This excellent question was asked by a colleague and friend whom I went to college with and who serves in the same Synod I do. Even though I do not know the specifics of the question he is asking (i.e. is he talking about the Lutheran Church in North America? The church of which he is pastoring? Christianity in general in the cultural mileu that is North America?), I'm going to take a stab at this one. Because of the enormity of the question and the nature of the question, it might take more than a few posts.
I'd like to begin with taking a gander at some specific areas where the church works:
1. Do we stand out in helping others? Well, yes and no. Yes in that if you were to combine all the efforts of all the churches around the globe and all they have done it would be an amazing thing to behold. Can you even begin to fathom the amount of money and food distributed through church run and led ministeries geared toward feeding the hungry? Can you even begin to imagine the amount of clothing, low cost and otherwise provided for those who need it through thrift stores and donations? Can you fathom the amount of money given to aid people in paying their bills? We have done and do an awful lot. However, how does this set us apart from any other particular institution that does good things? Are there not other organizations that feed the hungry, care for the environment, and seek to make a difference in the lives of those who are hurting? Of course, these organizations are many, and oftentimes they do a better job than the church at addressing these needs. So does the church really stand out in helping others? No.
2. Do we stand out in addressing issues of social justice? See the answer to number 1.
3. Do we stand out in how we treat one another? Not a chance. The church globally and locally is full of conflict. We can't seem to agree on anything. Gossip, back-biting, and out and out name calling run rampant in the church just like in every other organization or group in society. We don't exactly carry out our Lord's wish, "Everyone will know that you are my disciples if you have love for one another."
4. Do we stand out in addressing moral issues? No. I am going to approach this from the basis of my own denomination, the Evangelical Lutheran Church in America. Most of our social statements regarding moral issues become very vague at points. It's understandable. There are many shades of gray in life, and in the church we are constantly reminded that we are sinners who constantly need forgiveness. Even in cases where it seems like something is expressly forbidden and wrong, we find exceptions. For instance, most folks agree that lying to another person is wrong.

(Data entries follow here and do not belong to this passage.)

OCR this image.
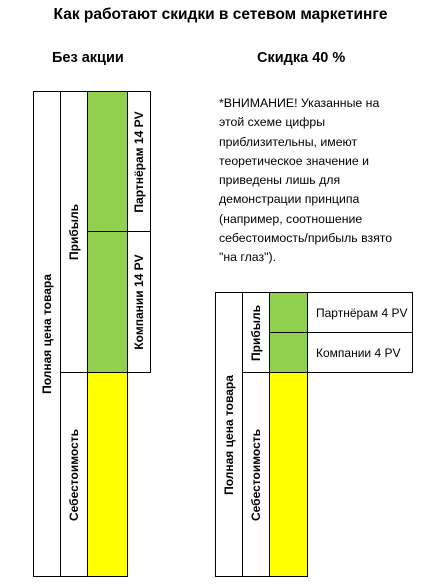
Как работают скидки в сетевом маркетинге
Без акции
Полная цена товара
Прибыль
Себестоимость
Партнёрам 14 PV
Компании 14 PV
Скидка 40 %
*ВНИМАНИЕ! Указанные на
этой схеме цифры
приблизительны, имеют
теоретическое значение и
приведены лишь для
демонстрации принципа
(например, соотношение
себестоимость/прибыль взято
"на глаз").
Полная цена товара
Прибыль
Себестоимость
Партнёрам 4 PV
Компании 4 PV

However, is it wrong to teach a child to lie when an stranger knocks on the door and says, "Are your mom and dad home?" when they are not--knowing that person knocking could be a predator looking for an opportunity? Such shades of gray do not allow us to make definitive moral judgements--that and we tend to have a strong reaction to legalism. And legalism is important in defining right and wrong.
5. Do we stand out with strong, core beliefs? Again, I will approach this from a denominational standepoint. Admittedly, we have a few in the ELCA:
I personally will not delve into all the areas point by point. There are many core convictions that we share, but do we have a unified sense of vision and mission based upon those core beliefs? Not so sure. For even with our core beliefs, many within my denomination have been persuaded by post-modern arguments about the irrelevancy of truth. Folks have rightly criticized that literal battles have been fought over who has the truth and who doesn't. This has led to making truth relative, i.e. "Christianity is true for me/us, but isn't true for Muslims, Jews, Hindus, Athiests, etc." Furthermore, some theologians within the ELCA and other Christian denominations have turned to universalism--a logical consequence of the relativity of truth. If indeed truth is relative and all are destined to be with God, does core belief even matter? In light of numbers 1-4, I would say, no.
Further, when it comes to defined belief, aside from ascribing to the three ecuminical creeds and the Augsburg Confession and the Book of Concord--well, really I'm not so sure about the latter two as most Lutheran congregation goers and many clergy read them only once or twice in seminary and then proceeded to allow them to gather dust--we tend to be very loath to actually define what we Lutherans should believe. Case in point: the Book of Faith initiative in the ELCA. This study is designed to see how Lutherans read the Bible--not how Lutherans should read the Bible based upon our tradition and how it applies to today. By being descriptive instead of defnitive, it basically allows anyone to read the Bible in any way they choose and still be included in the Lutheran tent. While allowing a "big tent" mentality, it also means we don't stand out in any particular way.
6. Do we stand out because everyone is welcome? I ask this question almost with tongue in cheek because how could such a thing even be possible in the climate of the U.S.? If we are not dividing upon political ideology, we can certainly divide along the factors of racism, feminisim, sexism, or whatever ism you want to throw in there. We'll further divide on the issues of evangelism--social gospel/social justice versus the coversion of individual souls; although being healthy means we do both. Ooops, I'm sorry but in a post-modern world conversion is taboo because of the relativity of truth. Darn it! Well, um....uh.... Unfortunately, when we define what we believe versus what we do not believe, someone gets excluded, and it seems like one of the core values in the ELCA is to make everyone welcome. Unfortunately, when trying to make everyone welcome, eventually no one feels welcome. Therefore, we don't even stand out here.
I'm sure I could go on, but I will cease and desist for now. I'll try to put some stuff together about how we could actually stand out in a later post.